Justin Steinberg
Position title: Solmsen Fellow (2022-2023)
Address:
Professor of Philosophy, CUNY Graduate Center and Brooklyn College
Spinoza’s Moral Psychology: An Interpretation and Defense
Baruch Spinoza’s philosophy has attracted broad and intense interest in recent decades from nearly all corners of the humanities and social sciences. But despite this deserved attention a central part of Spinoza’s philosophical project has not yet received its full due: his moral psychology. While many other enlightenment-era philosophers have left clear, enduring marks on contemporary moral philosophy, Spinoza is altogether absent from most current surveys and anthologies in the field. This book seeks to make a comprehensive case for taking Spinoza seriously as a moral psychologist who systematizes individually credible theses into a powerful, coherent explanatory theory of cognition, emotion, desire, and freedom.
Justin Steinberg is Professor of Philosophy at Brooklyn College and the CUNY Graduate Center.

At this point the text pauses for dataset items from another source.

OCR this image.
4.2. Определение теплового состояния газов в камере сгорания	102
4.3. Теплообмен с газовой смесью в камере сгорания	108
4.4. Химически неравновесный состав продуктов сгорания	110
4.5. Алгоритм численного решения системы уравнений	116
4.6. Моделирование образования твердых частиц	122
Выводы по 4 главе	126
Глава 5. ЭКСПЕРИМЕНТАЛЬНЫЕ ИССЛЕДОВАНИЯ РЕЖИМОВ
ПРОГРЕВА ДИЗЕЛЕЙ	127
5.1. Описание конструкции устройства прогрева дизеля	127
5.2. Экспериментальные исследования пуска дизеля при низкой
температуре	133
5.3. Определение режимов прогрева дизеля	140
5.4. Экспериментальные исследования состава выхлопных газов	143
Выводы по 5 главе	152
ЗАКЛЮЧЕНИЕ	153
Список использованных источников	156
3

He works primarily on early modern philosophy with a special focus on the moral and political philosophy of Baruch Spinoza. He is the author of Spinoza’s Political Psychology: The Taming of Fortune and Fear (Cambridge University Press, 2018) and co-author (with Valtteri Viljanen) of Spinoza (Polity Press, 2020). He is currently editing a collection of essays on humility (Oxford Philosophical Concepts) and co-editing (with Karolina Hübner) The Cambridge Spinoza Lexicon.